Unfortunately, IEG’s evaluation finds that 91% of 293 examined WBG projects produced no information on whether the projects had improved household or microenterprise outcomes, such as income or jobs, or had contributed to reducing poverty. Most WBG financial inclusion projects did not assess impact or higher-level outcomes, limiting the WBG’s potential to contribute empirical evidence linking financial inclusion to the well-being of poor people.

The types of outcomes monitored in Bank Group projects are typically related to the number and volume of accounts and transactions, or in the case of policy and institutional reforms, the change of a regulation or law. Even where there were some measured outcomes, it was often not possible to attribute them to WBG support. Most projects had no basis for linking financial inclusion interventions to any economic or social outcome.

Learning about what works could enhance support for the beneficial use of financial services

Positive exceptions include projects in Indonesia and Pakistan that were subject to outcome or impact studies, and improvements in the monitoring and evaluation of outcomes over the evaluation period in Brazil and Indonesia. Bangladesh was an exception because outcomes achieved and measured could be linked to activities on which the World Bank had taken the lead. National data such as those in the Global Findex have been very helpful but are insufficiently granular to track changes to project and program effects.

It is important to fill in substantial gaps in evidence for a causal chain between the immediate outputs or intermediate outcomes measured in projects and the higher-level outcomes or impact expressed in the Sustainable Development Goals and by the Bank Group. Since the majority of defined project outcomes concern account access and number of transactions, there is a way to go to align project outcomes with higher-level outcomes, such as higher income, more investment and jobs, and, ultimately, economic and social mobility and poverty alleviation. The Bank Group has an important role to play in ensuring that data are collected at the project and market level to inform research and learning (including evaluation of outcomes and impact) on these links.

For this reason, IEG’s evaluation recommends that, to enhance learning on what works to increase the beneficial use of financial services by MPWEG, the World Bank and IFC should collect outcome data across different underserved and excluded groups, initially on a pilot basis. Further developing Global Findex as a tool to understand financial inclusion outcomes is essential.

Collecting additional data on financial inclusion outcomes more regularly, such as who is benefiting and how they are using and benefiting from services, can improve understanding of which financial inclusion interventions benefit the excluded groups and help people exit poverty.

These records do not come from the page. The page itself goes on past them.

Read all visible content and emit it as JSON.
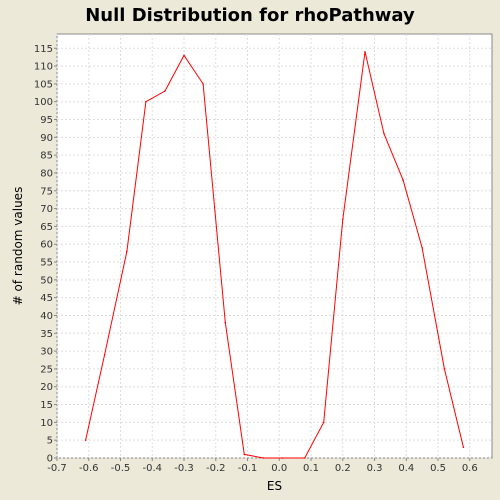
{
  "chart_data": {
    "type": "line",
    "title": "Null Distribution for rhoPathway",
    "xlabel": "ES",
    "ylabel": "# of random values",
    "xlim": [
      -0.7,
      0.67
    ],
    "ylim": [
      0,
      119
    ],
    "x_ticks": [
      "-0.7",
      "-0.6",
      "-0.5",
      "-0.4",
      "-0.3",
      "-0.2",
      "-0.1",
      "0.0",
      "0.1",
      "0.2",
      "0.3",
      "0.4",
      "0.5",
      "0.6"
    ],
    "y_ticks": [
      "0",
      "5",
      "10",
      "15",
      "20",
      "25",
      "30",
      "35",
      "40",
      "45",
      "50",
      "55",
      "60",
      "65",
      "70",
      "75",
      "80",
      "85",
      "90",
      "95",
      "100",
      "105",
      "110",
      "115"
    ],
    "grid": true,
    "series": [
      {
        "color": "#ff0000",
        "x": [
          -0.61,
          -0.55,
          -0.48,
          -0.42,
          -0.36,
          -0.3,
          -0.24,
          -0.17,
          -0.11,
          -0.05,
          0.01,
          0.08,
          0.14,
          0.2,
          0.27,
          0.33,
          0.39,
          0.45,
          0.52,
          0.58
        ],
        "y": [
          5,
          29,
          58,
          100,
          103,
          113,
          105,
          38,
          1,
          0,
          0,
          0,
          10,
          67,
          114,
          91,
          78,
          59,
          25,
          3
        ]
      }
    ]
  }
}
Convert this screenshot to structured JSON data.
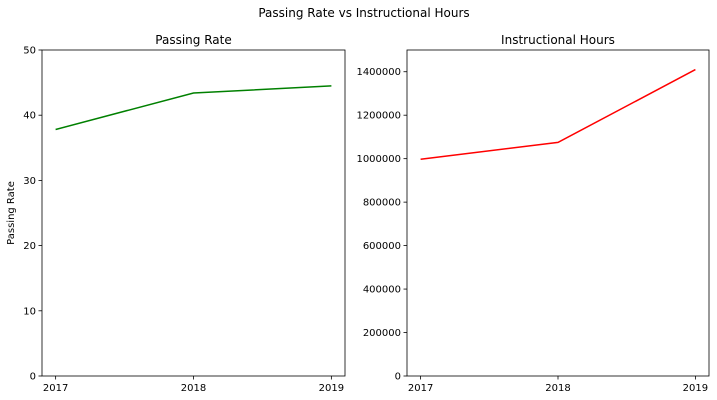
{
  "figure": {
    "suptitle": "Passing Rate vs Instructional Hours"
  },
  "chart_data": [
    {
      "type": "line",
      "title": "Passing Rate",
      "xlabel": "",
      "ylabel": "Passing Rate",
      "x": [
        "2017",
        "2018",
        "2019"
      ],
      "series": [
        {
          "values": [
            37.8,
            43.4,
            44.5
          ],
          "color": "#008000"
        }
      ],
      "ylim": [
        0,
        50
      ],
      "yticks": [
        0,
        10,
        20,
        30,
        40,
        50
      ],
      "grid": false
    },
    {
      "type": "line",
      "title": "Instructional Hours",
      "xlabel": "",
      "ylabel": "",
      "x": [
        "2017",
        "2018",
        "2019"
      ],
      "series": [
        {
          "values": [
            997000,
            1075000,
            1410000
          ],
          "color": "#ff0000"
        }
      ],
      "ylim": [
        0,
        1500000
      ],
      "yticks": [
        0,
        200000,
        400000,
        600000,
        800000,
        1000000,
        1200000,
        1400000
      ],
      "grid": false
    }
  ]
}
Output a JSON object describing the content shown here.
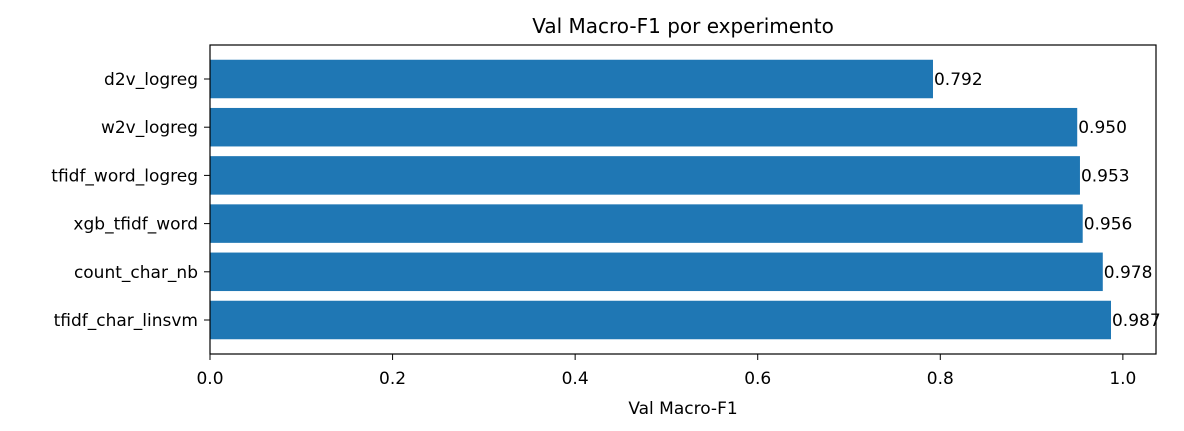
{
  "chart_data": {
    "type": "bar",
    "orientation": "horizontal",
    "title": "Val Macro-F1 por experimento",
    "xlabel": "Val Macro-F1",
    "ylabel": "",
    "categories": [
      "d2v_logreg",
      "w2v_logreg",
      "tfidf_word_logreg",
      "xgb_tfidf_word",
      "count_char_nb",
      "tfidf_char_linsvm"
    ],
    "values": [
      0.792,
      0.95,
      0.953,
      0.956,
      0.978,
      0.987
    ],
    "value_labels": [
      "0.792",
      "0.950",
      "0.953",
      "0.956",
      "0.978",
      "0.987"
    ],
    "xlim": [
      0,
      1.0363
    ],
    "xticks": [
      0.0,
      0.2,
      0.4,
      0.6,
      0.8,
      1.0
    ],
    "xtick_labels": [
      "0.0",
      "0.2",
      "0.4",
      "0.6",
      "0.8",
      "1.0"
    ],
    "bar_color": "#1f77b4",
    "grid": false,
    "legend": "none"
  }
}
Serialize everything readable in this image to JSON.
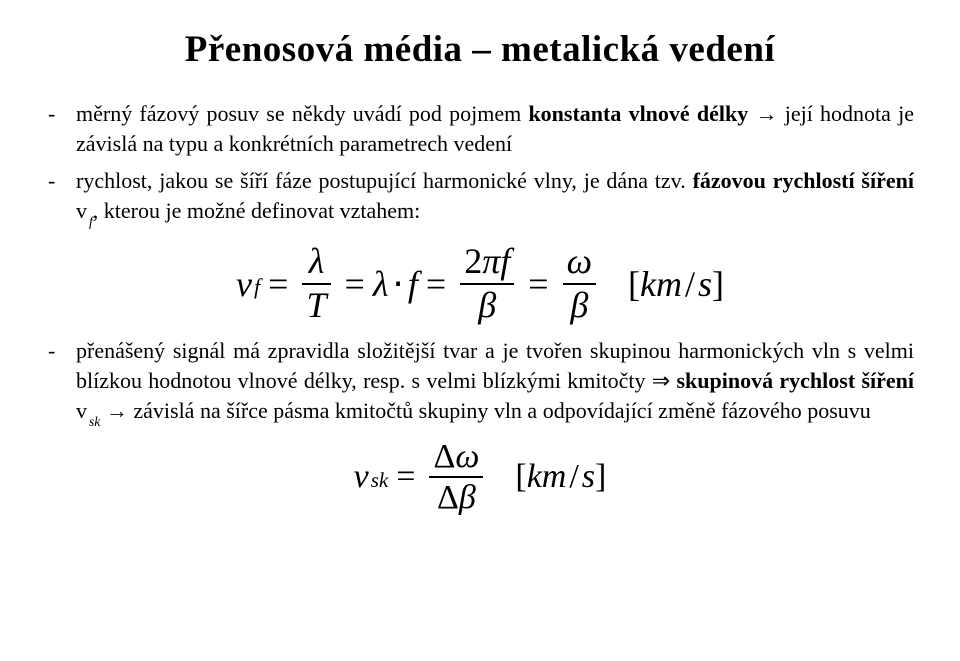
{
  "title": "Přenosová média – metalická vedení",
  "bullets": {
    "b1_pre": "měrný fázový posuv se někdy uvádí pod pojmem ",
    "b1_bold": "konstanta vlnové délky",
    "b1_post": " → její hodnota je závislá na typu a konkrétních parametrech vedení",
    "b2_pre": "rychlost, jakou se šíří fáze postupující harmonické vlny, je dána tzv. ",
    "b2_bold": "fázovou rychlostí šíření",
    "b2_mid": " v",
    "b2_sub": "f",
    "b2_post": ", kterou je možné definovat vztahem:",
    "b3_pre": "přenášený signál má zpravidla složitější tvar a je tvořen skupinou harmonických vln s velmi blízkou hodnotou vlnové délky, resp. s velmi blízkými kmitočty ⇒ ",
    "b3_bold": "skupinová rychlost šíření",
    "b3_mid": " v",
    "b3_sub": "sk",
    "b3_post": " → závislá na šířce pásma kmitočtů skupiny vln a odpovídající změně fázového posuvu"
  },
  "formula1": {
    "v": "v",
    "v_sub": "f",
    "eq": "=",
    "lambda": "λ",
    "T": "T",
    "dot": "⋅",
    "f": "f",
    "twopi_f": "2πf",
    "beta": "β",
    "omega": "ω",
    "unit_open": "[",
    "unit_km": "km",
    "unit_slash": "/",
    "unit_s": "s",
    "unit_close": "]"
  },
  "formula2": {
    "v": "v",
    "v_sub": "sk",
    "eq": "=",
    "delta_omega": "Δω",
    "delta_beta": "Δβ",
    "unit_open": "[",
    "unit_km": "km",
    "unit_slash": "/",
    "unit_s": "s",
    "unit_close": "]"
  }
}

The data would also enhance the Bank Group’s understanding of and empirical research on how to encourage beneficial account use by underserved groups, including women and rural poor people, and how to improve the design of strategies and projects to encourage such beneficial use. In recognition of the challenges and costs of such systematic data collection on financial inclusion, this could be launched initially on a pilot basis for a sample of relevant projects.